The seat belt is known as a “passive safety system”. In the event of an accident the seat belts restraint the passengers within their seats, limiting their body movements sufficiently.
Seat belts thus reduce the chance of injury caused by impact with the windows, dashboard, steering wheel or even adjacent passengers.
Airbags are also classified as passive safety devices, but they supplement the seat belts. Which is why “SRS” (Suplemental Restraint System) is usually embossed wherever an airbag is fitted inside the car.
In contrast, “active safety systems” serve to prevent accidents in the first place. Anti-Lock Braking Systems (ABS) and Electronic Stability Programmes (ESP) are some examples.
Said systems continuously monitor, process and control the dynamic behaviour of the car.
WHY SEAT BELTS STILL MATTER
Seat belts remain the primary passenger-safety element in every vehicle built today.
During a collision, a car will come to a standstill in seconds or less. When this occurs, the occupants experience an abnormally high level of deceleration.

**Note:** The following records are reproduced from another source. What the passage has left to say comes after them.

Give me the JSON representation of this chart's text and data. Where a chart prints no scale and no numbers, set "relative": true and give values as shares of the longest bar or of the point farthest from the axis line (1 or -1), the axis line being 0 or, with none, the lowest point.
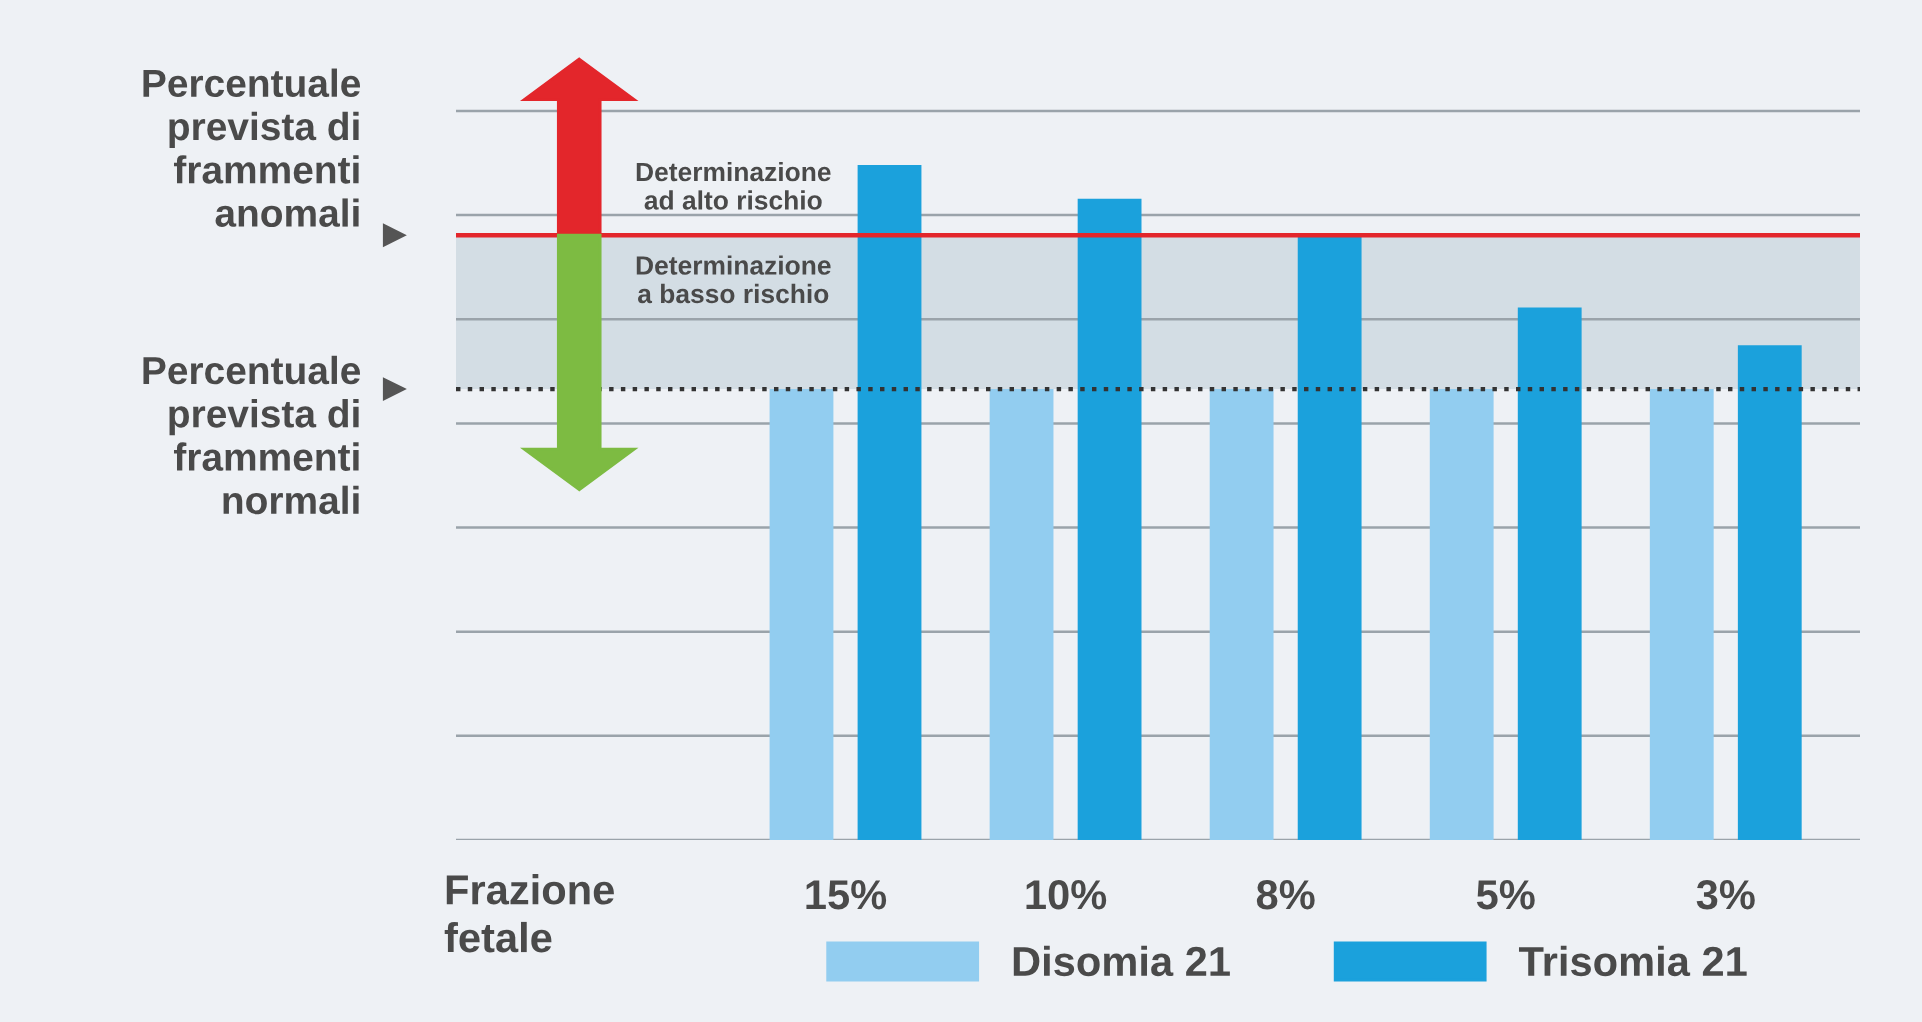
{
  "chart_data": {
    "type": "bar",
    "relative": true,
    "xlabel": "Frazione fetale",
    "categories": [
      "15%",
      "10%",
      "8%",
      "5%",
      "3%"
    ],
    "series": [
      {
        "name": "Disomia 21",
        "color": "#92cdf0",
        "values": [
          0.668,
          0.668,
          0.668,
          0.668,
          0.668
        ]
      },
      {
        "name": "Trisomia 21",
        "color": "#1ba1dc",
        "values": [
          1,
          0.95,
          0.896,
          0.789,
          0.733
        ]
      }
    ],
    "ref_lines": [
      {
        "axis": "y",
        "value": 0.896,
        "label": "Percentuale prevista di frammenti anomali",
        "color": "#e3262b",
        "line_style": "solid"
      },
      {
        "axis": "y",
        "value": 0.668,
        "label": "Percentuale prevista di frammenti normali",
        "color": "#333333",
        "line_style": "dotted"
      }
    ],
    "bands": [
      {
        "axis": "y",
        "from": 0.668,
        "to": 0.896,
        "color": "#d3dde4"
      }
    ],
    "annotations": [
      "Determinazione ad alto rischio",
      "Determinazione a basso rischio"
    ],
    "grid": "y",
    "legend": "bottom"
  }
}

In fact, more than 10 times the acceleration due to gravity (10 G) is not uncommon. If the passenger is not restrained in his seat by a seat belt, he/she will inevitably crash into something inside the car.
The force of this crash is very likely to cause injury.
The standard inertia-reel three-point seat belt allows enough freedom of movement. This is because the belt reel is spring-loaded and winds in to take up any slack.
You may have experienced, however, that a sudden movement causes the seat belt to lock-up. This is because the reel incorporates a very simple pendulum lock.
Then pendulum lock works by mechanically engaging a wedge into the toothed wheel on the circumference of the reel.
But what triggers this locking? It is when the pendulum lock is displaced from its mean position by a rapid spin of the reel.
This can happen during braking and even when static, if the car is not on level ground.
LOCKING DURING SUDDEN DECELERATION
Crucially, the pendulum locks the belt during sudden deceleration, such as in a collision. Inevitably, a small amount of slack exists within the fractional seconds between impart and reel lock-up.
Optimum protection against injury requires the body to be restrained tightly to the seat.
That’s why racing cars feature four-point harnesses (sometimes more) with no inertia reels. These strap the driver firmly to the seat, as impact speeds here are expectedly higher.
But what about regular cars which don’t have these harnesses?
SEAT BELT PRE-TENSIONERS
Some degree of active intervention for the three-point seat belt is necessary in regular cars.
Seat belt pre-tensioner systems were invented to boost the functional effect of the passive safety system.
As its name suggests, this addendum to the seat belt is designed to wind in the reel and take up any slack. In the span of milliseconds, this process ultimately straps the occupant to the seat as tightly as possible.
The entire pre-tensioner system is quite a bit more complex than it sounds. In fact, an ECU is necessary to orchestrate the control sequence.
That means it needs information about the car’s dynamics to be continuously fed.
HOW PRE-TENSIONERS WORK
A series of deceleration sensors measure the rate at which the car’s speed changes. High deceleration levels exceeding the pre-programmed threshold point are processed by the ECU as an accident occurring.
While the ECU can deliver the signal to activate seat belt pre-tensioning, neither a mechanical trigger nor an electric motor can act fast enough.
“Fast” in this scenario means in a shorter time than it takes for the airbag to inflate. On average, an airbag is fully deployed in 40ms or 0.04 of a second. So, the seat belt pre-tensioner must be sufficiently quicker than this.
EXPLOSIVE ACTION
Currently, the only way to re-coil the belt reel fast enough is with pyrotechnics. Once the ECU confirms the occurrence of an impact, it triggers a tiny explosive device in the seat belt reel assembly.
The resulting rapidly expanding gas instantly thrusts a plunger that has a steel cable attached that is wound around the belt reel at the other end. Incredibly, this enables the seat belt to pre-tension within 20 ms.
Held firmly against the seat, the occupants’ forward motion in an accident is restrained. This can prevent or at the very least reduce bodily injury.
That said, even without the latest pre-tensioner feature, the basic inertia-reel seat belt remains one of the most effective passive safety devices ever.
All it needs is the passenger to buckle up.